The venous filling index (VFI) of air-plethysmography (APG) is recorded in mL/s. It quantifies filling and is the most useful parameter in the quantification of reflux since the early pioneers like J C Allan et al, in 1964. The VFI represents the rate of increase in calf volume following an elevation to dependency manoeuvre. The measurement is performed using a calf air sensor-cuff which records changes in volume. It is intuitive that a fast rate of increase in calf volume on dependency relates to reflux. However, the sensor cuff cannot discriminate between the causes of an increase in volume. These include filling from reflux as well as filling from arterial supply. The group in Kagawa, Japan have been able to improve on the quantification of reflux by subtracting the filling from arterial supply, from the filling from reflux. This has resulted in a new index called the pure regurgitation index (PRI).

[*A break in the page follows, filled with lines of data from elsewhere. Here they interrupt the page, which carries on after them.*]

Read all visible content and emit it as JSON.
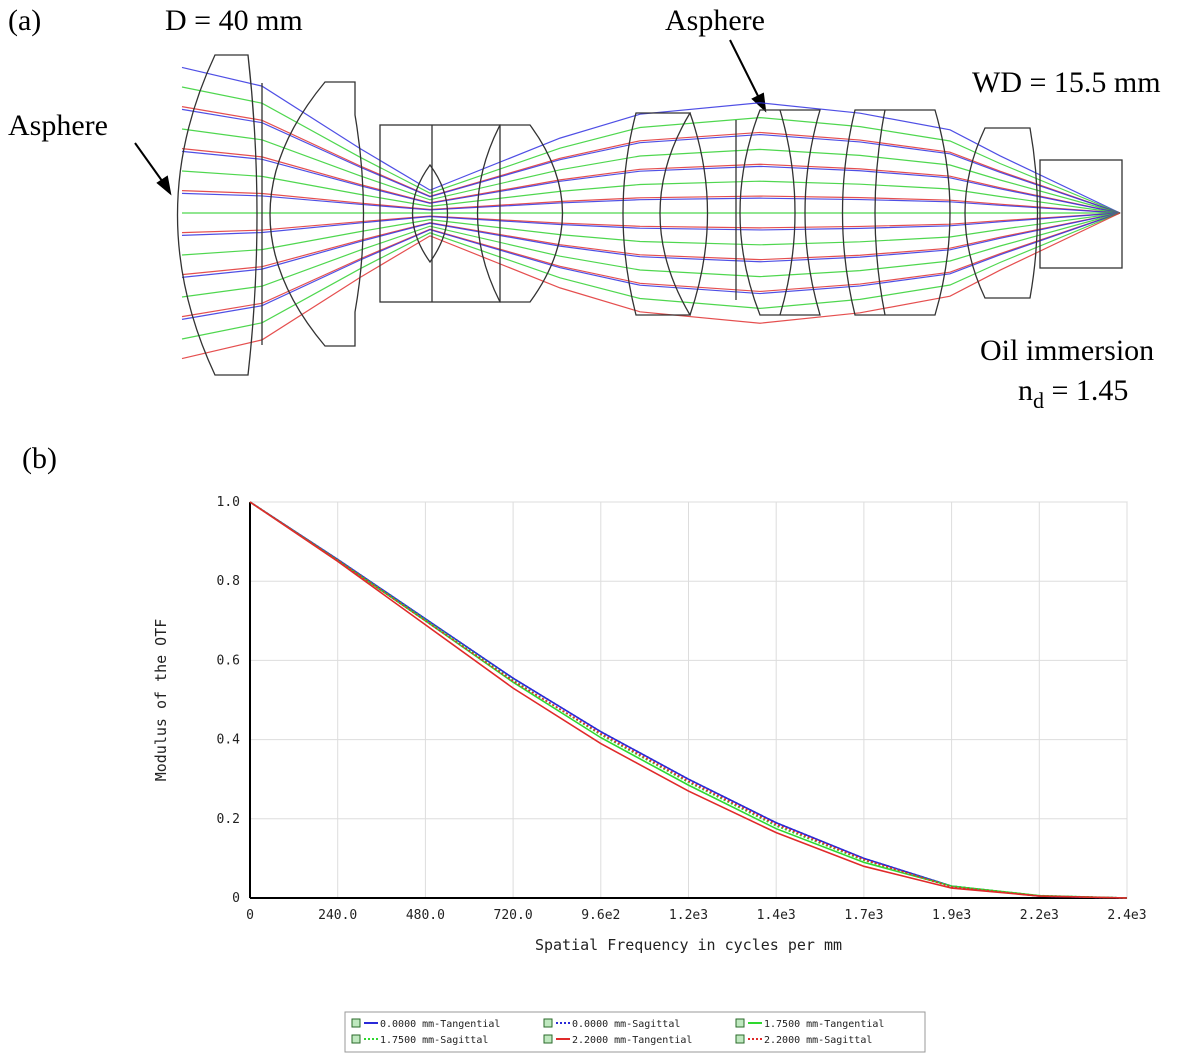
{
  "panel_a": {
    "label": "(a)",
    "diameter": "D = 40 mm",
    "asphere_left": "Asphere",
    "asphere_top": "Asphere",
    "working_distance": "WD = 15.5 mm",
    "immersion": "Oil immersion",
    "index_symbol": "n",
    "index_subscript": "d",
    "index_value": " = 1.45"
  },
  "chart_data": {
    "type": "line",
    "panel_label": "(b)",
    "x_label": "Spatial Frequency in cycles per mm",
    "y_label": "Modulus of the OTF",
    "x": [
      0,
      240,
      480,
      720,
      960,
      1200,
      1440,
      1680,
      1920,
      2160,
      2400
    ],
    "xlim": [
      0,
      2400
    ],
    "ylim": [
      0,
      1
    ],
    "xticks": [
      0,
      {
        "value": 240,
        "label": "240.0"
      },
      {
        "value": 480,
        "label": "480.0"
      },
      {
        "value": 720,
        "label": "720.0"
      },
      {
        "value": 960,
        "label": "9.6e2"
      },
      {
        "value": 1200,
        "label": "1.2e3"
      },
      {
        "value": 1440,
        "label": "1.4e3"
      },
      {
        "value": 1680,
        "label": "1.7e3"
      },
      {
        "value": 1920,
        "label": "1.9e3"
      },
      {
        "value": 2160,
        "label": "2.2e3"
      },
      {
        "value": 2400,
        "label": "2.4e3"
      }
    ],
    "yticks": [
      0,
      0.2,
      0.4,
      0.6,
      0.8,
      {
        "value": 1,
        "label": "1.0"
      }
    ],
    "grid": true,
    "series": [
      {
        "name": "0.0000 mm-Tangential",
        "color": "#2a2ad8",
        "style": "solid",
        "values": [
          1,
          0.855,
          0.705,
          0.555,
          0.42,
          0.3,
          0.19,
          0.1,
          0.03,
          0.005,
          0
        ]
      },
      {
        "name": "0.0000 mm-Sagittal",
        "color": "#2a2ad8",
        "style": "dotted",
        "values": [
          1,
          0.855,
          0.705,
          0.555,
          0.42,
          0.3,
          0.19,
          0.1,
          0.03,
          0.005,
          0
        ]
      },
      {
        "name": "1.7500 mm-Tangential",
        "color": "#2ed82e",
        "style": "solid",
        "values": [
          1,
          0.852,
          0.7,
          0.545,
          0.405,
          0.285,
          0.175,
          0.09,
          0.03,
          0.006,
          0
        ]
      },
      {
        "name": "1.7500 mm-Sagittal",
        "color": "#2ed82e",
        "style": "dotted",
        "values": [
          1,
          0.854,
          0.703,
          0.55,
          0.412,
          0.292,
          0.182,
          0.095,
          0.03,
          0.006,
          0
        ]
      },
      {
        "name": "2.2000 mm-Tangential",
        "color": "#e02a2a",
        "style": "solid",
        "values": [
          1,
          0.85,
          0.69,
          0.53,
          0.39,
          0.27,
          0.165,
          0.08,
          0.025,
          0.005,
          0
        ]
      },
      {
        "name": "2.2000 mm-Sagittal",
        "color": "#e02a2a",
        "style": "dotted",
        "values": [
          1,
          0.853,
          0.7,
          0.548,
          0.415,
          0.295,
          0.186,
          0.097,
          0.028,
          0.005,
          0
        ]
      }
    ]
  }
}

YASUSHI SHIRAISHI Air plethysmography (APG) has been widely used as a sensitive and reproducible method for quantifying changes in the parameters of arterial and venous function of the lower extremities. Among several parameters obtained by APG, the venous filling index (VFI) from elevation to standing has been considered the most useful indicator of venous reflux. However, this is influenced both by the arterial inflow rate and physique as well as the venous reflux rate. When the relationship between venous reflux and clinical severity is evaluated, it is important to remove the confounding variables like arterial filling from the VFI. For this reason we created the novel Pure Regurgitation Index (PRI). This is calculated by subtracting the arterial filling from the venous filling in reference to the body mass index. The VFI supine (arterial supply rate in mL/s) is obtained by venous occlusion plethysmography on inflation of an occlusive thigh cuff. The VFI on standing is obtained in the usual way. We have shown that the PRI has greater accuracy than the VFI in the assessment of reflux and recommend this parameter in all future quantifications of reflux.
The sensor-cuff of APG records changes in volume of the calf. It is not able to discriminate the cause of this change.